WAY TO GO SKIER 1!!!
The focus on compression first (CAB) in CPR is twofold.
1. People don't want to do mouth-to-mouth on strangers and they found people were doing nothing at all, so comrpessions were focused on and lay rescuers CPR is taught as compression only.
2. CPR courses are not created with avalanche victims as their primary. The reason that the vast majority of adults suffer cardiac arrest is due to a heart attack, so the heart stops but there is considerable oxygen in the blood. The goal is to temporarily support the heart and brain by circulating that oxygenated blood and chest compressions actually create some ventilation.
Avalanche victims usually suffer cardiac arrest due to asphyxiation (there are 3 types) so their blood is oxygen depleted. You have to get oxygen into the blood (and CO2 out) with breaths AND circulate it with compressions. (In this case Skier 1 made it so Skier 2 could breath again before Skier 2's heart stopped - nick of time!!!).
So, take a pro CPR class and carry a CPR barrier in your BC med kit. I carry and recommend a numask because it is lighter/smaller/easier than a facemask in the cold mountains:
https://www.rescue-essentials.com/numask-cpr-mask/
https://www.chinookmed.com/01632/num...r-kit-iom.html
http://www.numask.com/
Part 2: Compression with Pulse Bad? Sometimes in avalanches...
Well generally unneeded compressions aren't good and the patient complains about it... but that is better than having a brain dead patient who needed compression and didn't get them.
But you mentioned cold body and cold fingers. There is a special case when dealing with avalanche victims who were buried longer than an hour: they are assumed to be hypothermic.

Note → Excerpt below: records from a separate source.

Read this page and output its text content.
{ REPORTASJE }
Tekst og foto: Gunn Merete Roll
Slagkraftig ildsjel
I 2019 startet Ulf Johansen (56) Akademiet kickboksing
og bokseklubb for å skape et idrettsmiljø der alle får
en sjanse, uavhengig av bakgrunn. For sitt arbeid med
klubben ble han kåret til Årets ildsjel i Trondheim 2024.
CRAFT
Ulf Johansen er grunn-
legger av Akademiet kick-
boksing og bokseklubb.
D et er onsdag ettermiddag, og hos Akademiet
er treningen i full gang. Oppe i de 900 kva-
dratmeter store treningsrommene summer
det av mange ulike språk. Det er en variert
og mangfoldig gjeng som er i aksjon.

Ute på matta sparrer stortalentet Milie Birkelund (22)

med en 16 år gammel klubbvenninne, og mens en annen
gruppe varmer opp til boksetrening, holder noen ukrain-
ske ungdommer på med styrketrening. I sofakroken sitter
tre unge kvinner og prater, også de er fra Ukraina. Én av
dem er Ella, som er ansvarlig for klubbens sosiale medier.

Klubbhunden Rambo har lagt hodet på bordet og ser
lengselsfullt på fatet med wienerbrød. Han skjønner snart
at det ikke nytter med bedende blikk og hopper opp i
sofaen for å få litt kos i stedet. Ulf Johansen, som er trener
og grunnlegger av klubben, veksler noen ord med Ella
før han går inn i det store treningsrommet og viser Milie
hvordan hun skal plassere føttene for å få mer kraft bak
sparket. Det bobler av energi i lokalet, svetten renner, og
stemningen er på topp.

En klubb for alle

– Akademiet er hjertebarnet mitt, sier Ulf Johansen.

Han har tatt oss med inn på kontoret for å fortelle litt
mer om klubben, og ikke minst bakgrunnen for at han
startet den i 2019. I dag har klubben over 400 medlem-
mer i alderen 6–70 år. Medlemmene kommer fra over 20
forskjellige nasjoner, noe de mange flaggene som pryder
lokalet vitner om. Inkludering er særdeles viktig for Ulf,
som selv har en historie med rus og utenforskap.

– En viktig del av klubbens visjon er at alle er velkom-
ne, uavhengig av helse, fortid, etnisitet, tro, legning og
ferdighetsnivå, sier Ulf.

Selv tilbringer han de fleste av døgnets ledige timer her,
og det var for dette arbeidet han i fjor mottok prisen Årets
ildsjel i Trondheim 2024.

Hypothermic patients can have very slow very weak pulses, so we teach people to take a carotid pulse for a full minute with an adequately warm/sensitive finger because they might have a weak pulse of 30. WE DO NOT WANT TO DO COMPRESSIONS if they have a pulse because hypothermia also makes the heart very "irritable" so compressions might send them from a HR of 30, which was maintaining them in their metabolic icebox, into a lethal arrhythmia and then CPR is definitely required! This is why we move hypothermic patients very gently and recheck their vitals frequently. HOWEVER, we also don't want a rescuer to fail to provide compressions on someone who needs it (is pulseless) just because they may be hypothermic! Is the pulse you "feel" in the patient their own? Or was that your pulsing fingertips? (That happens!)